Timezone: »
We present the Supermasks in Superposition (SupSup) model, capable of sequentially learning thousands of tasks without catastrophic forgetting. Our approach uses a randomly initialized, fixed base network and for each task finds a subnetwork (supermask) that achieves good performance. If task identity is given at test time, the correct subnetwork can be retrieved with minimal memory usage. If not provided, SupSup can infer the task using gradient-based optimization to find a linear superposition of learned supermasks which minimizes the output entropy. In practice we find that a single gradient step is often sufficient to identify the correct mask, even among 2500 tasks. We also showcase two promising extensions.
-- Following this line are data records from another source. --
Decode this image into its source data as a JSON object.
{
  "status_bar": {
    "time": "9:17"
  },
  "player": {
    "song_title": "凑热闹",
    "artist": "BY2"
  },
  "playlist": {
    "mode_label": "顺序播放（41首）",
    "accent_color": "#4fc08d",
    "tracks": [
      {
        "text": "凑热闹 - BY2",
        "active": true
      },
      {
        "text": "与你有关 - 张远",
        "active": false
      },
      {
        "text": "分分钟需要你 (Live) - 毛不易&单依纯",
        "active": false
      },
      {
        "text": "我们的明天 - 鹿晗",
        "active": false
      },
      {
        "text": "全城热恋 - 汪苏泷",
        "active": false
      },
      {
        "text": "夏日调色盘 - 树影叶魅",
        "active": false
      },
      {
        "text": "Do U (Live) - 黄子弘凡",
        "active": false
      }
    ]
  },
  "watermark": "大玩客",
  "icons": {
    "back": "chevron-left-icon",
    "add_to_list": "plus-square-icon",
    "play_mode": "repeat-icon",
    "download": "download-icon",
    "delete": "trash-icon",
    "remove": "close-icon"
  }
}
First, SupSup models can be trained entirely without task identity information, as they may detect when they are uncertain about new data and allocate an additional supermask for the new training distribution. Finally the entire, growing set of supermasks can be stored in a constant-sized reservoir by implicitly storing them as attractors in a fixed-sized Hopfield network.
Author Information
Mitchell Wortsman (University of Washington, Allen Institute for Artificial Intelligence)
Vivek Ramanujan (University of Washington)
Rosanne Liu (ML Collective)
Aniruddha Kembhavi (Allen Institute for Artificial Intelligence (AI2))
Mohammad Rastegari (University of Washington)
Jason Yosinski (ML Collective)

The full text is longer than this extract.